Prita tertunduk. Bukan ini sikap yang ia rencanakan ketika harus berhadapan dengan Andra.

Tapi tatapan mata Andra yang teduh membuatnya luluh. Sakit hatinya luntur, kalah dengan cintanya perlahan mulai tumbuh setelah melewati hari-hari indah bersama Andra.

Air mata tidak terbendung dari matanya. Prita kesal. Sakit hatinya harus kalah dengan rasa cinta yang ternyata masih ada untuk lelaki di depannya. Yang jelas-jelas sudah beradegan mesra dengan wanita lain di hadapannya.

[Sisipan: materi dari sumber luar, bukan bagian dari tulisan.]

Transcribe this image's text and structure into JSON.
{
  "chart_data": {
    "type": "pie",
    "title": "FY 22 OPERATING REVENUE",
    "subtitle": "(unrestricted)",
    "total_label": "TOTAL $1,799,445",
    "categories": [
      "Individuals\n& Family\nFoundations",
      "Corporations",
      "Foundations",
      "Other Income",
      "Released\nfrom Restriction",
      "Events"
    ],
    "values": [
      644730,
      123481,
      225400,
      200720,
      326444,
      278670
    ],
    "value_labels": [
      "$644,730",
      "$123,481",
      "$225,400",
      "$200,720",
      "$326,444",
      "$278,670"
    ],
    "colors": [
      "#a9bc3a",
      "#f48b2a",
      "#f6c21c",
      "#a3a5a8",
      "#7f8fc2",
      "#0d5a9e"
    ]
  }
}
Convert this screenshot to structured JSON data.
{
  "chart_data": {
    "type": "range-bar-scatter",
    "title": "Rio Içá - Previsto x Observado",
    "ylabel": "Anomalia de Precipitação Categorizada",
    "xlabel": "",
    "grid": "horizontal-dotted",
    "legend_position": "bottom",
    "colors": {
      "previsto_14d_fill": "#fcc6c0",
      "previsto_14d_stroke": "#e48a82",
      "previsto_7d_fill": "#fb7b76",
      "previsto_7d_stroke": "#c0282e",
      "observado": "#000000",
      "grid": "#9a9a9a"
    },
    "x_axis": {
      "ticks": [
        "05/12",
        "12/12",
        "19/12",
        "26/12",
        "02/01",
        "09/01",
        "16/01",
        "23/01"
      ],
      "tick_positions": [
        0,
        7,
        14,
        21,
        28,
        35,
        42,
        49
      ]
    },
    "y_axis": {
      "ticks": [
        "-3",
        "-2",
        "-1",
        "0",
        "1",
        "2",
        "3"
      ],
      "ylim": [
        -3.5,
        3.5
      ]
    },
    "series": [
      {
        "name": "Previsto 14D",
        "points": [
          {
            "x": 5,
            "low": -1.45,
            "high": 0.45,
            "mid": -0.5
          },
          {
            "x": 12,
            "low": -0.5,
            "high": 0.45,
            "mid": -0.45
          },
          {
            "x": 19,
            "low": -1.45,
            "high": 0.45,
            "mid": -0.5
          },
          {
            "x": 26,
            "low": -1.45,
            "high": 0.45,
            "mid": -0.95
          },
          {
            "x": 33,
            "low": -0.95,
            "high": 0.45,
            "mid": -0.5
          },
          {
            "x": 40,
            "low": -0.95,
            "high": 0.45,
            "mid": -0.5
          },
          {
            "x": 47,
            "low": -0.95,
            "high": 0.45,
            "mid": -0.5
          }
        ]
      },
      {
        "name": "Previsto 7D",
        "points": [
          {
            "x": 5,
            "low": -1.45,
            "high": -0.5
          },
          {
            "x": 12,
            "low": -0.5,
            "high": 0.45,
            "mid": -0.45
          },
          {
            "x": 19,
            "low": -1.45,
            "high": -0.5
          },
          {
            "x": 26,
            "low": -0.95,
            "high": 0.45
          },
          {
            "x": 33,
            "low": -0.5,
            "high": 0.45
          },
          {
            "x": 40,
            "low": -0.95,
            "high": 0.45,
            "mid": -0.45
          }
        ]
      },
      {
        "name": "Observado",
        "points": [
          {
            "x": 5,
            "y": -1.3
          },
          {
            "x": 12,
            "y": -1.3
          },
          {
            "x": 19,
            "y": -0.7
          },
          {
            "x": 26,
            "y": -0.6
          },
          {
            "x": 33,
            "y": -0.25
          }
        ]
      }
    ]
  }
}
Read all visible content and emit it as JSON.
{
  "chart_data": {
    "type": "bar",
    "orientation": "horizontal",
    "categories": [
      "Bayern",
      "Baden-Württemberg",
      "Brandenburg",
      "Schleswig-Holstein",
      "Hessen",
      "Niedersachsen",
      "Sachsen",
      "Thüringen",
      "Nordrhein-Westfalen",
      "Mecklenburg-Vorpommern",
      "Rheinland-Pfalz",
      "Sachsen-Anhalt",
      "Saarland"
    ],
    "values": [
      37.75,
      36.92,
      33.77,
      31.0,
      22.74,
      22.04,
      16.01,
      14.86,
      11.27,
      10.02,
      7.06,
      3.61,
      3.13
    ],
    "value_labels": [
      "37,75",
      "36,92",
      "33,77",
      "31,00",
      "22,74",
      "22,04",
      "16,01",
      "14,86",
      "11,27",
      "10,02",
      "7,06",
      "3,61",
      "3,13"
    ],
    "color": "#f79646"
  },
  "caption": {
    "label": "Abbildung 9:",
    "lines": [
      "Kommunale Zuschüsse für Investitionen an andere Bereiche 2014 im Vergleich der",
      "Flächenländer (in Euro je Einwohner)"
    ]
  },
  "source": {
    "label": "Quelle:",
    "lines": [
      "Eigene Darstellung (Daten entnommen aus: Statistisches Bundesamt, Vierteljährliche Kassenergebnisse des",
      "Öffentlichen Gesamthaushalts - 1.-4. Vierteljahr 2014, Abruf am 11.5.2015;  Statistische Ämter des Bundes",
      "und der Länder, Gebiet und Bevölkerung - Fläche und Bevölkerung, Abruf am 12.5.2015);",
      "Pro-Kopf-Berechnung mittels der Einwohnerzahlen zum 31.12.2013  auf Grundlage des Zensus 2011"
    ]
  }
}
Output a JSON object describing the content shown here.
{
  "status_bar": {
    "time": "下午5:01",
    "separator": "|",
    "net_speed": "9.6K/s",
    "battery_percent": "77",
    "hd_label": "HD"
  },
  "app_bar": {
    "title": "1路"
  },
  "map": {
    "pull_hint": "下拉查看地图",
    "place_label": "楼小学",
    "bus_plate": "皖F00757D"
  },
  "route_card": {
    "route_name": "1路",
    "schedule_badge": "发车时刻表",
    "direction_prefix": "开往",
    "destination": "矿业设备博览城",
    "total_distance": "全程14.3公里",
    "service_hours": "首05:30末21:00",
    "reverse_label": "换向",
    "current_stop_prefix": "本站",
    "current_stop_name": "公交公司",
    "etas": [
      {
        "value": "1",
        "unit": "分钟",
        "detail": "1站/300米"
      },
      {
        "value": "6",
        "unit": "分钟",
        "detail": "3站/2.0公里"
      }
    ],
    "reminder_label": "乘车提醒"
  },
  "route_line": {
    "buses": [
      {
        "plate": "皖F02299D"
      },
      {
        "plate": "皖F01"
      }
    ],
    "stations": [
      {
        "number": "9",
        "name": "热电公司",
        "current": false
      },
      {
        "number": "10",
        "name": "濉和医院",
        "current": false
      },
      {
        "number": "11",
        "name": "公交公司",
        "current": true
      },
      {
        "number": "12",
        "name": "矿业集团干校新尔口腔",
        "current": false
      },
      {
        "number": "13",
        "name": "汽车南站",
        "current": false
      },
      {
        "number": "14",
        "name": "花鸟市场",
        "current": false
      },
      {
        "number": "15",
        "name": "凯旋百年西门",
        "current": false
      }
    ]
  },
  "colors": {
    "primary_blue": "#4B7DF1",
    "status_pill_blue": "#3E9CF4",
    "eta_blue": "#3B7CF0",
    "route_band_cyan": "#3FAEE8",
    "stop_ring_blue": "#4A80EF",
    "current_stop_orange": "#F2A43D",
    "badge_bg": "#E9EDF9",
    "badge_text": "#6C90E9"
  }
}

"Maafin aku, Ta.. please..." Andra pun meraup bibir merah Prita. Kerinduan setelah tidak bertemu dengan wanita pujaannya ini membuat sesapannya begitu dalam, membuai Prita yang tidak bisa menolak pesona Andra.

Ia pun membuka sedikit bibirnya, membiarkan lidah Andra menerobos masuk dan berkuasa memimpin pagutan ini menjadi begitu panas.

Lengan Andra meraih pinggang Prita, menariknya hingga tidak ada jarak di antara mereka.

Prita hanya diam, hatinya masih berat menerima maaf dari Andra. Ia melepaskan pagutan lidah Andra yang semakin lama semakin mendominasi, meski ia tidak sedikitpun membalasnya.

Prita menunduk, enggan menatap sepasang mata yang bisa membuatnya luluh. Perlahan dilepaskannya lengan yang melingkar erat di pinggangnya. Menjauh dari tubuh kekar Andra yang hanya bisa terdiam.

"Ta," panggil Andra lirih melihat Prita pergi meninggalkannya.